Where do you go in a disaster if you aren't at home? Where do you go if you don't have a home to go to? Where do you meet up with other family members if you're separated during the disaster? These are all questions everyone should discuss with their families. I sat at home hoping my family would all think to come to my house, if they were even alive. Cell towers were down so cell phones weren't working. Power lines were down everywhere and there was spotty landline service. Most of the roads were blocked with debris. One of the hospitals got hit. It was chaotic. Eventually, my family was reunited when they all showed up at my house to spend the night.

What did we learn from our tragedy? We needed an emergency plan that covered all eventualities.
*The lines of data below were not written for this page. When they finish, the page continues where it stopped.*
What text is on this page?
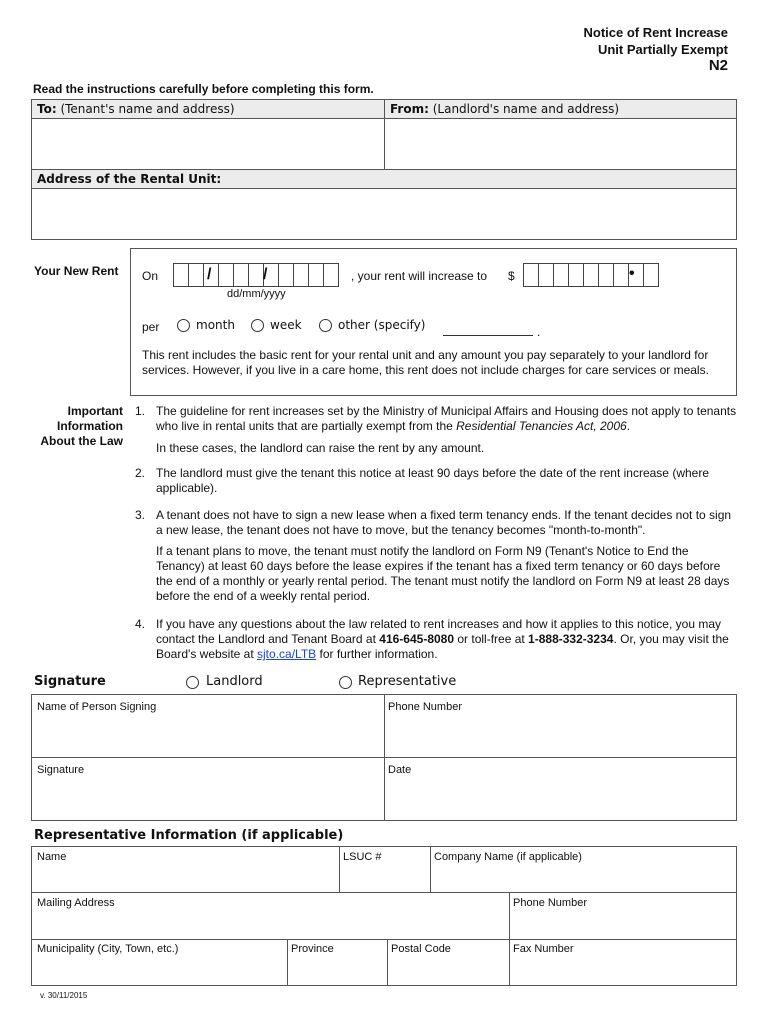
Notice of Rent Increase
Unit Partially Exempt
N2
Read the instructions carefully before completing this form.
To: (Tenant's name and address)	From: (Landlord's name and address)
Address of the Rental Unit:
Your New Rent On	/	/
dd/mm/yyyy
, your rent will increase to $	•
per	month	week	other (specify)	.
This rent includes the basic rent for your rental unit and any amount you pay separately to your landlord for services. However, if you live in a care home, this rent does not include charges for care services or meals.
Important
Information
About the Law
1. The guideline for rent increases set by the Ministry of Municipal Affairs and Housing does not apply to tenants who live in rental units that are partially exempt from the Residential Tenancies Act, 2006.
In these cases, the landlord can raise the rent by any amount.
2. The landlord must give the tenant this notice at least 90 days before the date of the rent increase (where applicable).
3. A tenant does not have to sign a new lease when a fixed term tenancy ends. If the tenant decides not to sign a new lease, the tenant does not have to move, but the tenancy becomes "month-to-month".
If a tenant plans to move, the tenant must notify the landlord on Form N9 (Tenant's Notice to End the Tenancy) at least 60 days before the lease expires if the tenant has a fixed term tenancy or 60 days before the end of a monthly or yearly rental period. The tenant must notify the landlord on Form N9 at least 28 days before the end of a weekly rental period.
4. If you have any questions about the law related to rent increases and how it applies to this notice, you may contact the Landlord and Tenant Board at 416-645-8080 or toll-free at 1-888-332-3234. Or, you may visit the Board's website at sjto.ca/LTB for further information.
Signature	Landlord	Representative
Name of Person Signing	Phone Number
Signature	Date
Representative Information (if applicable)
Name	LSUC #	Company Name (if applicable)
Mailing Address	Phone Number
Municipality (City, Town, etc.)	Province	Postal Code	Fax Number
v. 30/11/2015
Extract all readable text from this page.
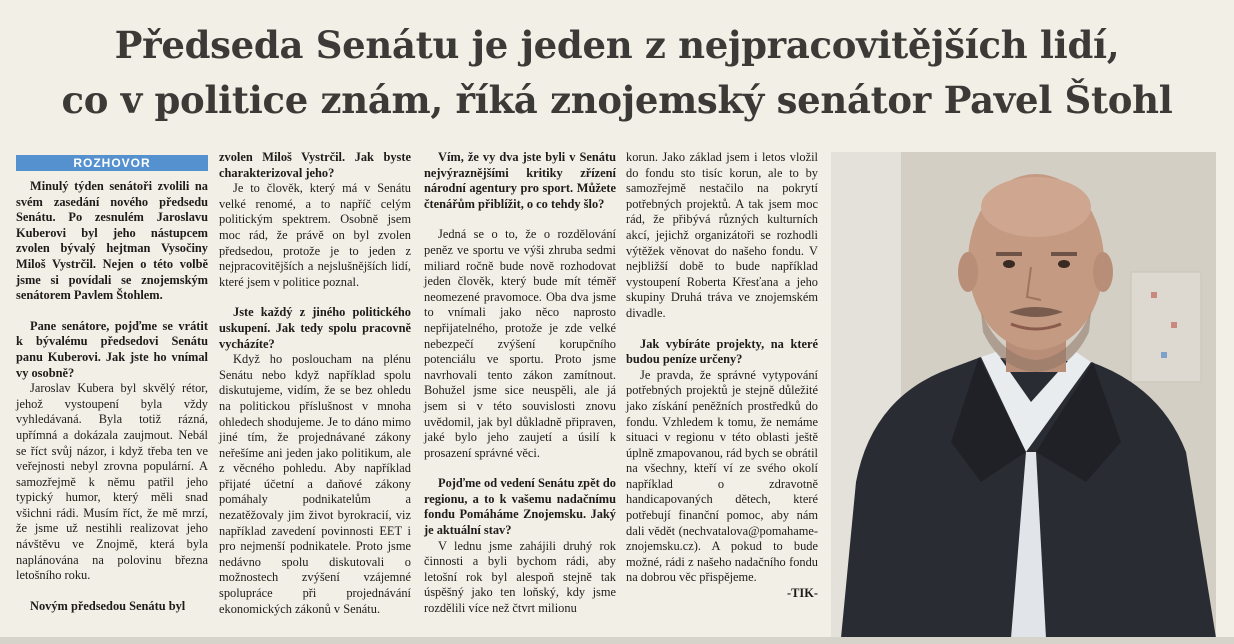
Předseda Senátu je jeden z nejpracovitějších lidí,
co v politice znám, říká znojemský senátor Pavel Štohl
ROZHOVOR

Minulý týden senátoři zvolili na svém zasedání nového předsedu Senátu. Po zesnulém Jaroslavu Kuberovi byl jeho nástupcem zvolen bývalý hejtman Vysočiny Miloš Vystrčil. Nejen o této volbě jsme si povídali se znojemským senátorem Pavlem Štohlem.

Pane senátore, pojďme se vrátit k bývalému předsedovi Senátu panu Kuberovi. Jak jste ho vnímal vy osobně?

Jaroslav Kubera byl skvělý rétor, jehož vystoupení byla vždy vyhledávaná. Byla totiž rázná, upřímná a dokázala zaujmout. Nebál se říct svůj názor, i když třeba ten ve veřejnosti nebyl zrovna populární. A samozřejmě k němu patřil jeho typický humor, který měli snad všichni rádi. Musím říct, že mě mrzí, že jsme už nestihli realizovat jeho návštěvu ve Znojmě, která byla naplánována na polovinu března letošního roku.

Novým předsedou Senátu byl
zvolen Miloš Vystrčil. Jak byste charakterizoval jeho?

Je to člověk, který má v Senátu velké renomé, a to napříč celým politickým spektrem. Osobně jsem moc rád, že právě on byl zvolen předsedou, protože je to jeden z nejpracovitějších a nejslušnějších lidí, které jsem v politice poznal.

Jste každý z jiného politického uskupení. Jak tedy spolu pracovně vycházíte?

Když ho posloucham na plénu Senátu nebo když například spolu diskutujeme, vidím, že se bez ohledu na politickou příslušnost v mnoha ohledech shodujeme. Je to dáno mimo jiné tím, že projednávané zákony neřešíme ani jeden jako politikum, ale z věcného pohledu. Aby například přijaté účetní a daňové zákony pomáhaly podnikatelům a nezatěžovaly jim život byrokracií, viz například zavedení povinnosti EET i pro nejmenší podnikatele. Proto jsme nedávno spolu diskutovali o možnostech zvýšení vzájemné spolupráce při projednávání ekonomických zákonů v Senátu.

Vím, že vy dva jste byli v Senátu nejvýraznějšími kritiky zřízení národní agentury pro sport. Můžete čtenářům přiblížit, o co tehdy šlo?

Jedná se o to, že o rozdělování peněz ve sportu ve výši zhruba sedmi miliard ročně bude nově rozhodovat jeden člověk, který bude mít téměř neomezené pravomoce. Oba dva jsme to vnímali jako něco naprosto nepřijatelného, protože je zde velké nebezpečí zvýšení korupčního potenciálu ve sportu. Proto jsme navrhovali tento zákon zamítnout. Bohužel jsme sice neuspěli, ale já jsem si v této souvislosti znovu uvědomil, jak byl důkladně připraven, jaké bylo jeho zaujetí a úsilí k prosazení správné věci.

Pojďme od vedení Senátu zpět do regionu, a to k vašemu nadačnímu fondu Pomáháme Znojemsku. Jaký je aktuální stav?

V lednu jsme zahájili druhý rok činnosti a byli bychom rádi, aby letošní rok byl alespoň stejně tak úspěšný jako ten loňský, kdy jsme rozdělili více než čtvrt milionu

korun. Jako základ jsem i letos vložil do fondu sto tisíc korun, ale to by samozřejmě nestačilo na pokrytí potřebných projektů. A tak jsem moc rád, že přibývá různých kulturních akcí, jejichž organizátoři se rozhodli výtěžek věnovat do našeho fondu. V nejbližší době to bude například vystoupení Roberta Křesťana a jeho skupiny Druhá tráva ve znojemském divadle.

Jak vybíráte projekty, na které budou peníze určeny?

Je pravda, že správné vytypování potřebných projektů je stejně důležité jako získání peněžních prostředků do fondu. Vzhledem k tomu, že nemáme situaci v regionu v této oblasti ještě úplně zmapovanou, rád bych se obrátil na všechny, kteří ví ze svého okolí například o zdravotně handicapovaných dětech, které potřebují finanční pomoc, aby nám dali vědět (nechvatalova@pomahame-znojemsku.cz). A pokud to bude možné, rádi z našeho nadačního fondu na dobrou věc přispějeme.

-TIK-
We needed safe-houses in the community selected so we could seek shelter or accommodations if we couldn't make it home or if our home was destroyed. We needed meeting places decided upon so that we could Replace everyone who was lost. We did not have nearly enough flashlights. Our power was out for one solid week. Some lost power for longer. Each person needed their own flashlight. We also needed lanterns for some of the rooms of our house. We needed lots of blankets and pillows because we ended up with four extra people in our home.
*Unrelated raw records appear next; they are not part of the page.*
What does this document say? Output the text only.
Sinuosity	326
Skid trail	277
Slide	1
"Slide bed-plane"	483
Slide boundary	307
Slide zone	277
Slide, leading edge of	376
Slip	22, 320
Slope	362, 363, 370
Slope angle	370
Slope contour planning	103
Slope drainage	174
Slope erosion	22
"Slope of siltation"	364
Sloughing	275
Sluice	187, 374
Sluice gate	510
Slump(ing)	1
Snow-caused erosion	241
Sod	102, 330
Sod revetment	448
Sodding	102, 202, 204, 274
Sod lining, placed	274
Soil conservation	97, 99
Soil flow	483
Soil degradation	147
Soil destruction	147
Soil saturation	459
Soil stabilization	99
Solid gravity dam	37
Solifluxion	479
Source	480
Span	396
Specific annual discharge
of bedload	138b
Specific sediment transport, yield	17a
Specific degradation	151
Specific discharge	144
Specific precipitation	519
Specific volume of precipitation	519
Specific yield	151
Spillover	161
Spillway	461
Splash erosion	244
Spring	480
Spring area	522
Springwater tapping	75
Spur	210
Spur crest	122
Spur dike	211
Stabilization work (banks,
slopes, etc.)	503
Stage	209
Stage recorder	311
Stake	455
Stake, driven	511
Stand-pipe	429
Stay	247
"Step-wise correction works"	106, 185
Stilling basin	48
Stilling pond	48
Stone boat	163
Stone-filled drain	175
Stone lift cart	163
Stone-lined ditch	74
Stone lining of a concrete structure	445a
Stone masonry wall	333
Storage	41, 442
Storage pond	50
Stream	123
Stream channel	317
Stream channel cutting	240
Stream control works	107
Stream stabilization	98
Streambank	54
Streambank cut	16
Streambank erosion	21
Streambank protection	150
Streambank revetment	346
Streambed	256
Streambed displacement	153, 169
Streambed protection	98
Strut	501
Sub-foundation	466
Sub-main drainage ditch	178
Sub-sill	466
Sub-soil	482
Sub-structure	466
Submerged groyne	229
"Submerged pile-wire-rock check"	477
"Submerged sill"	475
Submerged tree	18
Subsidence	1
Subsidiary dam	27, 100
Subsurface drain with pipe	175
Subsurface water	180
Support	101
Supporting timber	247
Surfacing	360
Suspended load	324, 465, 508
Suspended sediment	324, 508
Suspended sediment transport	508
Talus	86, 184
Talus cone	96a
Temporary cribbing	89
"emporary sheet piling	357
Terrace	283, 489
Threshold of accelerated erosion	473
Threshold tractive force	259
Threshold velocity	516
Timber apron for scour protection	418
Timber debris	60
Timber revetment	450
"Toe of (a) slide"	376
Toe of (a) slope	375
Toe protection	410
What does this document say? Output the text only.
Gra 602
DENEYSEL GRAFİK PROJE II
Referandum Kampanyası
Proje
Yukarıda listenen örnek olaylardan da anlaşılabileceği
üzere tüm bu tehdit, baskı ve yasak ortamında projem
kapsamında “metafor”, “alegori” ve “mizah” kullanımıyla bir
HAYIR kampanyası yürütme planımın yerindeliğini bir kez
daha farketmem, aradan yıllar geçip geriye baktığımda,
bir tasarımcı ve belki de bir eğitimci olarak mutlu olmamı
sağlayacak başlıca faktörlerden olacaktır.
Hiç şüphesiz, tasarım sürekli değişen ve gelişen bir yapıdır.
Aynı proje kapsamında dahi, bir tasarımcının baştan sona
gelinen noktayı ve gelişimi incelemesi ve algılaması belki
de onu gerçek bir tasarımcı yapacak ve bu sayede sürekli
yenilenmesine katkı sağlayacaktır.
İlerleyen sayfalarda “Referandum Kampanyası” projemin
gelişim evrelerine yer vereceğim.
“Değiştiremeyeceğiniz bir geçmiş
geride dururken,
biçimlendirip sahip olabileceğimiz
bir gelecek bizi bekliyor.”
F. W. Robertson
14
My plan was to go to the grocery store the next day. There were some things I was very low on and I was worried the stores would run out. I needed diapers and formula for my infant. Thankfully, we were able to have some brought in by some good friends. Also, thankfully, we had enough food because of our built up food storage. We were able to feed 9 people for a few months. Everyone should have easy to prepare food in their food storage because you don't want to be grinding wheat when you're stressed and traumatized after a disaster. Alternative methods of cooking are also needful. We have a grill and propane stove that got us through that first week. We used a lot of batteries that week and wished we had more. We also discovered that having a generator is very important. We had been saving up for one but had not bought one yet. Thankfully, even though the church was destroyed, the shed was mostly intact and they were able to salvage some generators and pass them out. We were blessed to receive a generator and then realized we needed more gas cans to keep the generator going.

Don't get caught up in thinking, "That kind of thing doesn't happen to me." We are living in crazy times. Disasters, of some kind, can strike anywhere. You never know what you might have to endure. Learn from others and be as prepared as possible. Disasters bring a lot of emotional trauma. It's hard to think straight. Make sure you have the essentials. That's one less thing to worry about.